First, here are some handy ways to distinguish classical from operant conditioning:
Classical conditioning involves RESPONDENT BEHAVIOR (an automatic response to a stimulus). Also, the new stimulus (CS) is presented BEFORE the behavior.
Operant conditioning involves OPERANT BEHAVIOR (a behavior that tries to operate on the environment to get rewards & avoid punishments). Also, the new stimulus (e.g., a reward) is presented AFTER the behavior.
Technically, rewards are called REINFORCERS, which by definition INCREASE the likelihood of the behaviors they follow. There are 2 basic kinds:
POSITIVE REINFORCER -- a pleasurable stimulus presented after a behavior.
NEGATIVE REINFORCER -- removal of an aversive stimulus
after a behavior. (n.b. this also INCREASES the likelihood of the behavior).
A reinforcer can also be either a
PRIMARY REINFORCER -- inherently satisfying (e.g., candy)
SECONDARY REINFORCER -- learned (e.g., money, grades)
Technically, PUNISHMENT involves introducing an aversive stimulus after a behavior. By definition, it DECREASES the likelihood of the behavior it follows.
POSITIVE PUNISHMENT -- an aversive stimulus presented after a behavior.
NEGATIVE PUNISHMENT -- removal of an pleasant stimulus after a behavior. (n.b. this also DECREASES the likelihood of the behavior).
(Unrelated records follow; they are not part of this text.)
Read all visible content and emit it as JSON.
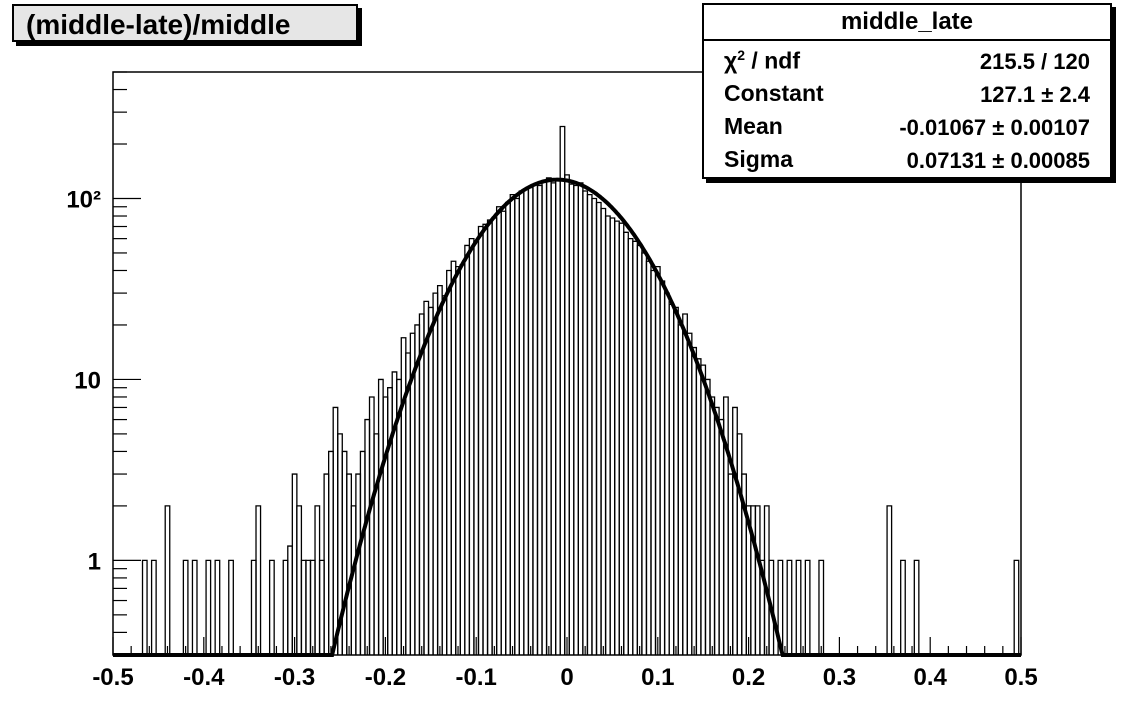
{
  "title_box": {
    "text": "(middle-late)/middle"
  },
  "stats": {
    "name": "middle_late",
    "rows": [
      {
        "label": "χ² / ndf",
        "value": "215.5 / 120"
      },
      {
        "label": "Constant",
        "value": "127.1 ± 2.4"
      },
      {
        "label": "Mean",
        "value": "-0.01067 ± 0.00107"
      },
      {
        "label": "Sigma",
        "value": "0.07131 ± 0.00085"
      }
    ]
  },
  "chart_data": {
    "type": "histogram",
    "title": "(middle-late)/middle",
    "xlabel": "",
    "ylabel": "",
    "xlim": [
      -0.5,
      0.5
    ],
    "ylim": [
      0.3,
      500
    ],
    "y_scale": "log",
    "grid": false,
    "x_ticks": [
      "-0.5",
      "-0.4",
      "-0.3",
      "-0.2",
      "-0.1",
      "0",
      "0.1",
      "0.2",
      "0.3",
      "0.4",
      "0.5"
    ],
    "y_ticks": [
      "1",
      "10",
      "10²"
    ],
    "bin_width": 0.005,
    "bins": [
      {
        "x": -0.465,
        "y": 1
      },
      {
        "x": -0.455,
        "y": 1
      },
      {
        "x": -0.44,
        "y": 2
      },
      {
        "x": -0.42,
        "y": 1
      },
      {
        "x": -0.41,
        "y": 1
      },
      {
        "x": -0.395,
        "y": 1
      },
      {
        "x": -0.385,
        "y": 1
      },
      {
        "x": -0.37,
        "y": 1
      },
      {
        "x": -0.345,
        "y": 1
      },
      {
        "x": -0.34,
        "y": 2
      },
      {
        "x": -0.325,
        "y": 1
      },
      {
        "x": -0.31,
        "y": 1
      },
      {
        "x": -0.305,
        "y": 1.2
      },
      {
        "x": -0.3,
        "y": 3
      },
      {
        "x": -0.295,
        "y": 2
      },
      {
        "x": -0.29,
        "y": 1
      },
      {
        "x": -0.285,
        "y": 1
      },
      {
        "x": -0.28,
        "y": 1
      },
      {
        "x": -0.275,
        "y": 2
      },
      {
        "x": -0.27,
        "y": 1
      },
      {
        "x": -0.265,
        "y": 3
      },
      {
        "x": -0.26,
        "y": 4
      },
      {
        "x": -0.255,
        "y": 7
      },
      {
        "x": -0.25,
        "y": 5
      },
      {
        "x": -0.245,
        "y": 4
      },
      {
        "x": -0.24,
        "y": 3
      },
      {
        "x": -0.235,
        "y": 2
      },
      {
        "x": -0.23,
        "y": 3
      },
      {
        "x": -0.225,
        "y": 4
      },
      {
        "x": -0.22,
        "y": 6
      },
      {
        "x": -0.215,
        "y": 8
      },
      {
        "x": -0.21,
        "y": 5
      },
      {
        "x": -0.205,
        "y": 10
      },
      {
        "x": -0.2,
        "y": 8
      },
      {
        "x": -0.195,
        "y": 9
      },
      {
        "x": -0.19,
        "y": 11
      },
      {
        "x": -0.185,
        "y": 10
      },
      {
        "x": -0.18,
        "y": 17
      },
      {
        "x": -0.175,
        "y": 14
      },
      {
        "x": -0.17,
        "y": 18
      },
      {
        "x": -0.165,
        "y": 20
      },
      {
        "x": -0.16,
        "y": 23
      },
      {
        "x": -0.155,
        "y": 27
      },
      {
        "x": -0.15,
        "y": 25
      },
      {
        "x": -0.145,
        "y": 30
      },
      {
        "x": -0.14,
        "y": 33
      },
      {
        "x": -0.135,
        "y": 29
      },
      {
        "x": -0.13,
        "y": 40
      },
      {
        "x": -0.125,
        "y": 45
      },
      {
        "x": -0.12,
        "y": 42
      },
      {
        "x": -0.115,
        "y": 43
      },
      {
        "x": -0.11,
        "y": 55
      },
      {
        "x": -0.105,
        "y": 60
      },
      {
        "x": -0.1,
        "y": 58
      },
      {
        "x": -0.095,
        "y": 70
      },
      {
        "x": -0.09,
        "y": 72
      },
      {
        "x": -0.085,
        "y": 76
      },
      {
        "x": -0.08,
        "y": 78
      },
      {
        "x": -0.075,
        "y": 90
      },
      {
        "x": -0.07,
        "y": 85
      },
      {
        "x": -0.065,
        "y": 95
      },
      {
        "x": -0.06,
        "y": 105
      },
      {
        "x": -0.055,
        "y": 100
      },
      {
        "x": -0.05,
        "y": 110
      },
      {
        "x": -0.045,
        "y": 112
      },
      {
        "x": -0.04,
        "y": 115
      },
      {
        "x": -0.035,
        "y": 120
      },
      {
        "x": -0.03,
        "y": 118
      },
      {
        "x": -0.025,
        "y": 125
      },
      {
        "x": -0.02,
        "y": 130
      },
      {
        "x": -0.015,
        "y": 122
      },
      {
        "x": -0.01,
        "y": 128
      },
      {
        "x": -0.005,
        "y": 250
      },
      {
        "x": 0.0,
        "y": 135
      },
      {
        "x": 0.005,
        "y": 120
      },
      {
        "x": 0.01,
        "y": 118
      },
      {
        "x": 0.015,
        "y": 122
      },
      {
        "x": 0.02,
        "y": 110
      },
      {
        "x": 0.025,
        "y": 105
      },
      {
        "x": 0.03,
        "y": 100
      },
      {
        "x": 0.035,
        "y": 95
      },
      {
        "x": 0.04,
        "y": 88
      },
      {
        "x": 0.045,
        "y": 80
      },
      {
        "x": 0.05,
        "y": 78
      },
      {
        "x": 0.055,
        "y": 75
      },
      {
        "x": 0.06,
        "y": 73
      },
      {
        "x": 0.065,
        "y": 65
      },
      {
        "x": 0.07,
        "y": 60
      },
      {
        "x": 0.075,
        "y": 58
      },
      {
        "x": 0.08,
        "y": 55
      },
      {
        "x": 0.085,
        "y": 50
      },
      {
        "x": 0.09,
        "y": 45
      },
      {
        "x": 0.095,
        "y": 40
      },
      {
        "x": 0.1,
        "y": 42
      },
      {
        "x": 0.105,
        "y": 35
      },
      {
        "x": 0.11,
        "y": 30
      },
      {
        "x": 0.115,
        "y": 26
      },
      {
        "x": 0.12,
        "y": 25
      },
      {
        "x": 0.125,
        "y": 20
      },
      {
        "x": 0.13,
        "y": 23
      },
      {
        "x": 0.135,
        "y": 18
      },
      {
        "x": 0.14,
        "y": 15
      },
      {
        "x": 0.145,
        "y": 13
      },
      {
        "x": 0.15,
        "y": 12
      },
      {
        "x": 0.155,
        "y": 10
      },
      {
        "x": 0.16,
        "y": 8
      },
      {
        "x": 0.165,
        "y": 7
      },
      {
        "x": 0.17,
        "y": 6
      },
      {
        "x": 0.175,
        "y": 8
      },
      {
        "x": 0.18,
        "y": 3
      },
      {
        "x": 0.185,
        "y": 7
      },
      {
        "x": 0.19,
        "y": 5
      },
      {
        "x": 0.195,
        "y": 3
      },
      {
        "x": 0.2,
        "y": 2
      },
      {
        "x": 0.205,
        "y": 2
      },
      {
        "x": 0.21,
        "y": 2
      },
      {
        "x": 0.215,
        "y": 1
      },
      {
        "x": 0.22,
        "y": 2
      },
      {
        "x": 0.225,
        "y": 1
      },
      {
        "x": 0.235,
        "y": 1
      },
      {
        "x": 0.245,
        "y": 1
      },
      {
        "x": 0.255,
        "y": 1
      },
      {
        "x": 0.265,
        "y": 1
      },
      {
        "x": 0.28,
        "y": 1
      },
      {
        "x": 0.355,
        "y": 2
      },
      {
        "x": 0.37,
        "y": 1
      },
      {
        "x": 0.385,
        "y": 1
      },
      {
        "x": 0.495,
        "y": 1
      }
    ],
    "fit": {
      "function": "gaus",
      "constant": 127.1,
      "mean": -0.01067,
      "sigma": 0.07131,
      "range": [
        -0.5,
        0.5
      ]
    }
  }
}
REINFORCEMENT SCHEDULES -- different ways of passing out reinforcers produce different patterns of learning.
CONTINUOUS REINFORCEMENT -- giving a reinforcer every time the behavior occurs -- produces fast learning, but also fast extinction.
PARTIAL REINFORCEMENT -- giving a reinforcer only some of time -- produces slower learning, but also more resistance to extinction.
There are four basic SCHEDULES OF PARTIAL REINFORCEMENT:
FIXED RATIO: a reinforcer after a fixed # of behaviors. Fastest rate of learning.
VARIABLE RATIO: a reinforcer after an unpredictable, varying # of behaviors (e.g., gambling).
FIXED INTERVAL: a reinforcer available only after time
intervals of predetermined duration. Stop-start pattern of learning, with
faster responding near interval's expiring (e.g., checking the mailbox).
VARIABLE INTERVAL: reinforcer available only after an unpredictable, varying intervals. Slowest learning, with slow, steady responding.
Graphically, it looks like this
# responses fixed ratio variable ratio
|
|
|
| fixed interval
|
| variable interval
|
|
|
|
|--------------------------------------------------------->
time
Generally, learning via operant conditioning follows the same scheme for GENERALIZATION, DISCRIMINATION, ACQUISITION & EXTINCTION as we saw in classical conditioning.
----------------------------------------------------------------------------------------
COGNITIVE LEARNING
Generally, COGNITIONS enter into how we learn & behave
Creatures form COGNITIVE MAPS (mental representations)
based on their simple experience, even if not reinforced.
BANDURA’S SOCIAL-COGNTIVE LEARNING
(from watching, imitating & modeling)
OBSERVATIONAL LEARNING, a.k.a. "modeling" -- learning by watching and imitating others.
BOBO DOLL EXPERIMENT - first demonstration of observational learning
4 primary factors: Attention, Memory, Imitation, Motivation
Also, BIOLOGICAL PREDISPOSITIONS enter into learning
Certain creatures tend to learn certain behaviors more easily than others.
Application: BEHAVIOR MODIFICATION -- the use of behavioral principles to modify behavior -- usually to eliminate problems.
Treatment of autism -- using operant conditioning to shape acceptable behaviors (looking in the eye, speaking, etc.).
Biofeedback -- using awareness of physiological responses
(usually via machines) to produce relaxation responses.